1. Locate handbook (check common locations, ask user, or clone)
2. Read discovery.md for methodology
3. Scan handbook at {handbook_path}/content/docs/
4. Build candidate list with types
5. Present plan to user
6. On approval, generate each skill using appropriate template
7. Validate generated skills
8. Update main README.md with generated skills table
9. Update README.md Skills Cross-Reference graph from Related Skills sections
10. Self-improve: note any template/discovery issues for future runs
11. Report results
Single Section Generation
User: "Create a skill for the libFuzzer section"

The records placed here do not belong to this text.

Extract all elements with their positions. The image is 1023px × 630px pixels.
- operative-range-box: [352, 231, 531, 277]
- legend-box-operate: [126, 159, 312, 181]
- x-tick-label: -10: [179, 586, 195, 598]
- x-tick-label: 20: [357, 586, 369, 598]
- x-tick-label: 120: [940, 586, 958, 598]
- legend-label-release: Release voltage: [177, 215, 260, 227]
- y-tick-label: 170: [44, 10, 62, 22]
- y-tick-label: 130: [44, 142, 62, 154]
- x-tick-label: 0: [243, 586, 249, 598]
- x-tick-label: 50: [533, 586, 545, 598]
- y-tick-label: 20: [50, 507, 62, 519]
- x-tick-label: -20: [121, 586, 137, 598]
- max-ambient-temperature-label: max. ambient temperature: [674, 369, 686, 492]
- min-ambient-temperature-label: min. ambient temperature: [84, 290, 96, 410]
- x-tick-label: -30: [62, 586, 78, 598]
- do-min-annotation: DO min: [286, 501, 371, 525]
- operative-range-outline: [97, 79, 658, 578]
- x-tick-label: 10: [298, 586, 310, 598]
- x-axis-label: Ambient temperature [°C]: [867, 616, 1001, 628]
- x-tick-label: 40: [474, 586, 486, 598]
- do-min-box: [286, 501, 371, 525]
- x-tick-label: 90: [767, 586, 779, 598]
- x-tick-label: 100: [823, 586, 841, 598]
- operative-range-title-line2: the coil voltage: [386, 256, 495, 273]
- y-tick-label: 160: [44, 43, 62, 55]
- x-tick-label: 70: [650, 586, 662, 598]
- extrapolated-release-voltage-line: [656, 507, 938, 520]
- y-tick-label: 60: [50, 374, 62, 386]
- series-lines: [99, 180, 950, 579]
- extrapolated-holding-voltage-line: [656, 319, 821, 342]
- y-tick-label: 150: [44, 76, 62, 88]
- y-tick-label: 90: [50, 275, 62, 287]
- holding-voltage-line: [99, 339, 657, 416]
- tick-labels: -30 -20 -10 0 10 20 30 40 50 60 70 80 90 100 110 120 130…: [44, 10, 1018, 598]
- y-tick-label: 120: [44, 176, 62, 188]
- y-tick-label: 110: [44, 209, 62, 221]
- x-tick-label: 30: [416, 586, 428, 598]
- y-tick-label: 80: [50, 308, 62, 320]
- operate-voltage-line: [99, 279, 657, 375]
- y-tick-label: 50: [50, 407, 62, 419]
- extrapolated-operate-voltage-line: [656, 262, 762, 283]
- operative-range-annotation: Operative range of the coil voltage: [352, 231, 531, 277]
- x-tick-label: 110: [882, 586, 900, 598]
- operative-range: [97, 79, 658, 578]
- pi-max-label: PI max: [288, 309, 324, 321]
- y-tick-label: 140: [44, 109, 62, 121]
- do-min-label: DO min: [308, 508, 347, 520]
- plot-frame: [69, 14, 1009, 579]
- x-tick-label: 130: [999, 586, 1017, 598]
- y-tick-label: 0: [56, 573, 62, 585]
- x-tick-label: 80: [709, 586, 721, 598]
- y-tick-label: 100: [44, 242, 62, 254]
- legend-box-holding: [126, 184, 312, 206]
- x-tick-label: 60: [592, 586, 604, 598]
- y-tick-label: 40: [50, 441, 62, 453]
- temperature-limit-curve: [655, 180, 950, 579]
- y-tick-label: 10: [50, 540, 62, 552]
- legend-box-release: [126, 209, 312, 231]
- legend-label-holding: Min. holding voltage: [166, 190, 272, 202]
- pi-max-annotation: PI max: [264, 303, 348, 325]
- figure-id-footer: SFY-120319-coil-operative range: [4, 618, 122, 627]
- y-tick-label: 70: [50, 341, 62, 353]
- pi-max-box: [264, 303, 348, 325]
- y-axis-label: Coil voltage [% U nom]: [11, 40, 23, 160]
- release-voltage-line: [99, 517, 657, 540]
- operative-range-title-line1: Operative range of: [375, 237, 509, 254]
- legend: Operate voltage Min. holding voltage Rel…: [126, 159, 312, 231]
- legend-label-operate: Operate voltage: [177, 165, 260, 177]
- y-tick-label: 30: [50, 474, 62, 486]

1. Read /testing-handbook/content/docs/fuzzing/c-cpp/10-libfuzzer/
2. Identify type: Fuzzer Skill
3. Read templates/fuzzer-skill.md
4. Extract content, apply template
5. Write to skills/libfuzzer/SKILL.md
6. Validate and report
Tips
Do:
- Always present plan before generating
- Use appropriate template for skill type
- Preserve code blocks exactly
- Validate after generation
Don't:
- Generate without user approval
- Skip fetching non-video external resources (use WebFetch)
- Fetch video URLs (YouTube, Vimeo - titles only)
- Include handbook images directly
- Skip validation step
- Exceed 500 lines per SKILL.md
For first-time use: Start with discovery.md to understand the handbook analysis process.
For template reference: See templates/ directory for skill type templates.
For validation: See testing.md for quality assurance methodology.